James Stephens (HBF) Your adjustment for affordability is not an addition to the 65,000p.a. target is it? Answer not clear to this scribe.
Christine Whitehead: both 10-year backlog, & size backlog, vacate units. So is it net additional need? Answer: only the concealed ones.
Jed Stephens LSBU when will London be too big? (Great Q)
John Hoeny CRS advising Assembly. No of one-bed units is staggeringly huge. How have the assumptions made that? Depends heavily on assumptions about under-occupancy. Table 7 should shown the effect of different assumptions. Need much more detail.
Andy Black PRP on older people. 3 dragons stresses need, across all tenures. Why does the new plan stop making borough-level targets? Another questioner stresses affordability barriers to many old people downsizing.
Ilinca Diaconescu (LGT) It’s a policy, not a technical, descision to exclude Gypsy & Traveler needs from the London study. The earlier study is still in use and the EHS excludes gypsies and travellers. Will be GLA consider doing innovative work which really addresses this great need. Answer: yes that old work was good, but it worked because the boroughs did it. As a regional authority we couldn’t do this without boroughs.
Sharon Hayward (LTF) 162,000 backlog is for social renting. How long do households have to wait? People below median income levels, paying very high proportions of income in private rent… Also you fly in the face of studies on downsizing in Social renting. A: by 2041 we assume that each household will be in an appropriate-size dwelling.

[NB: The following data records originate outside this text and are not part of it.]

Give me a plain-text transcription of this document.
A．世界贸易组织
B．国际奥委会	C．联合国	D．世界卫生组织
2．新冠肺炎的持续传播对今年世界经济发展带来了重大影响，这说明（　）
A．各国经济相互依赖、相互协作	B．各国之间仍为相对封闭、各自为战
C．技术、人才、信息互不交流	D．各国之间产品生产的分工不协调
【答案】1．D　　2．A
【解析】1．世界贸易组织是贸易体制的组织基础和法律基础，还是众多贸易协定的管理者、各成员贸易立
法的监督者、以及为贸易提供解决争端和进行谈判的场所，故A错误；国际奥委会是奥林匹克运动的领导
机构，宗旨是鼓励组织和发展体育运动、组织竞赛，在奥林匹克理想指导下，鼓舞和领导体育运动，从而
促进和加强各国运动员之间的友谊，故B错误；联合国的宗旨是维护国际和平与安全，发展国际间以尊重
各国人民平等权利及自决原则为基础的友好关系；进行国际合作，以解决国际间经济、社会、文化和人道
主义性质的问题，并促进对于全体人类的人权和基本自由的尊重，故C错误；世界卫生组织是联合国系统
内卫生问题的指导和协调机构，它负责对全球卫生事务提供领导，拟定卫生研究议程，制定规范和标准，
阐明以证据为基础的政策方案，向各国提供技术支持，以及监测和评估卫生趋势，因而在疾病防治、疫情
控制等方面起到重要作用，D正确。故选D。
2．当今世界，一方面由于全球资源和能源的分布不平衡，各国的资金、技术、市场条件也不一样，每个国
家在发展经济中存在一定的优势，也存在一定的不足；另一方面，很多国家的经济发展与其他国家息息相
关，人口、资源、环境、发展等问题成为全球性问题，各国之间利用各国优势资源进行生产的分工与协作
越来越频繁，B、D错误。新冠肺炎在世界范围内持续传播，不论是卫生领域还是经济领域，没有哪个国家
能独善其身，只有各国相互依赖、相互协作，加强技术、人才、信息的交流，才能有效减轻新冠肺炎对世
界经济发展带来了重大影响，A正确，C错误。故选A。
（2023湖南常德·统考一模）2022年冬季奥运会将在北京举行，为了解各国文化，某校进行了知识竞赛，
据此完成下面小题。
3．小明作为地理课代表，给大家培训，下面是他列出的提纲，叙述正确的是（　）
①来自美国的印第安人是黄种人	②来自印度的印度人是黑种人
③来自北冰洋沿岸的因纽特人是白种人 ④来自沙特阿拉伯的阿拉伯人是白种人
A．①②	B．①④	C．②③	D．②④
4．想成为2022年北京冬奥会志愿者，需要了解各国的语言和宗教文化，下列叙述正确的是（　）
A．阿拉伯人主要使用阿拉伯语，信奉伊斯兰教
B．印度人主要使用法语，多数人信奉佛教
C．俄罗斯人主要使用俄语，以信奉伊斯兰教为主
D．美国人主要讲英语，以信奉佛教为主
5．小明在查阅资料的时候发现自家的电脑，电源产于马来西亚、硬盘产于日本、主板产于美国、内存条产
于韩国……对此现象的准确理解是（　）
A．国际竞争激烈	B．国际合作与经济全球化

(Comment: lack of data on why people move out of London, role of rent/price etc is responsibility of GLA, surely.)
SHLAA – supply / capacity
Andrew presenting the GLA work. Slide show is a good summary, well illustrated.
Questioner stressing the obscurity of how much health NHS land is being assumed for housing. A: it is not separately identified in the report, though there is some info on how much is ‘public’ land.
Edwards: How much land is assumed from employment? from social housing? A: there is info on ‘Industrial’ land take, but not on former employment use more widely. Some of the estate regeneration sites are shown but not all. GLA offers to supply more detail on request.
Bowie fierce on low probability of getting family-size housing in high density schemes, e.g. especially those in Opportunity Areas because densities there are planned to be especially high. A: GLA insists that family housing can be provided in high densities, for example 10-strey perimeter blocks.
Ian Gordon asks how much of the extra capacity (measured in dwelling units) results simply from upping density in the 2013 site estimates. This scribe missed the answer.